Weber makes several accessories available for their grills. Among them are charcoal rails, skewers, racks, work tables, covers and numerous others. Some accessories are specifically designed for their 22 1/2" kettles, and will thus not work on the 18 1/2". I would like to see Weber make more extras for this smaller design, as I feel that it is worthy given that some would prefer a smaller sized grill with all the features of one that's larger.

A bit about Ace Hardware:

When I lived in Minnesota, I moved into a new apartment that did not allow the use of charcoal grills. My original Weber 18 1/2" One-Touch Gold ended up being donated to a friend in my church, after 4 years of continuous service. The old grill got banged around numerous times and suffered at the hands of careless movers on more than one occasion. However, it was kept in service over the years and its scrapes and dings show its character. The old grill soldiers on, having found a new home. It will continue serving its new owners for many years to come.

Recently, I once again found a place that allows the use of a charcoal grill. Having remembered the trusty Weber I once owned, I purchased a new one in the blue color. Taking the contents out of the package, I noticed some barely detectable scratches on the lid. I showed this to the manager at Ace Hardware, and he immediately ordered me a new lid to match, with no questions asked. I also get to keep the lid that came with my new grill for a spare! I therefore highly recommend going to Ace Hardware when considering a new grill, especially a Weber. Ace Hardware has never disappointed me with a grill purchase.

Additional Info:

All Weber grills have handles that are made of glass-reinforced nylon. They are cool to the touch while the grill is in use, and do not require gloves. The handles are almost totally immune to the elements: They just will not crack or fade and stand up very well to heat. The wheels on all Weber One-Touch grills are made out of durable plastic, and will not rust due to weather or moisture. The One-Touch mechanism is of stainless steel construction. The ash pan, ash pan holder, and legs are of cast aluminum. Rather than paint their grills, Weber uses a Porcelain enamel coating. Porcelain enamel is a far more durable finish than any paint. To illustrate: I left my Weber Smokey Joe outside in a snow bank for several months, totally uncovered, and it came out unscathed except for one or two minor scratches. It was still full of charcoal from its last use. And that was during a time when they were doing some construction around the buildings where I live!

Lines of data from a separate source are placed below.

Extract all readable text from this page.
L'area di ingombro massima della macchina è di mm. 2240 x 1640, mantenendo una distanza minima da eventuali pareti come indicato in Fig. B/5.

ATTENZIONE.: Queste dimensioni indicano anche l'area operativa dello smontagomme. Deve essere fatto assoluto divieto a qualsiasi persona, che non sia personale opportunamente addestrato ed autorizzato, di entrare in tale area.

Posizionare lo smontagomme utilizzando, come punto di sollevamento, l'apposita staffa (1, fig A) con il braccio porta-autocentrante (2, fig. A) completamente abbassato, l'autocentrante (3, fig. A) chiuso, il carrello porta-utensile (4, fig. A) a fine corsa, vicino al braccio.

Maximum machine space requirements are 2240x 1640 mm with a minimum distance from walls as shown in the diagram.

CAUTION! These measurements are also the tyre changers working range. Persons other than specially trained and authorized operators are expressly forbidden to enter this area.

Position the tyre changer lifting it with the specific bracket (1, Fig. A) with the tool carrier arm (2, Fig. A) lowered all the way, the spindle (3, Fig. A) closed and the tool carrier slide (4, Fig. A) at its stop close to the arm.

With the experiences I've had with my Weber grills, I decided to update the ratings. I have yet to encounter a charcoal grill that has the same durability, compactness, ease of cleaning, and ease of use for this price range. Therefore, I have updated the ratings accordingly. I suppose the only way to really damage a Weber kettle enough to make it useless would be to run over it with a truck. What more can I say?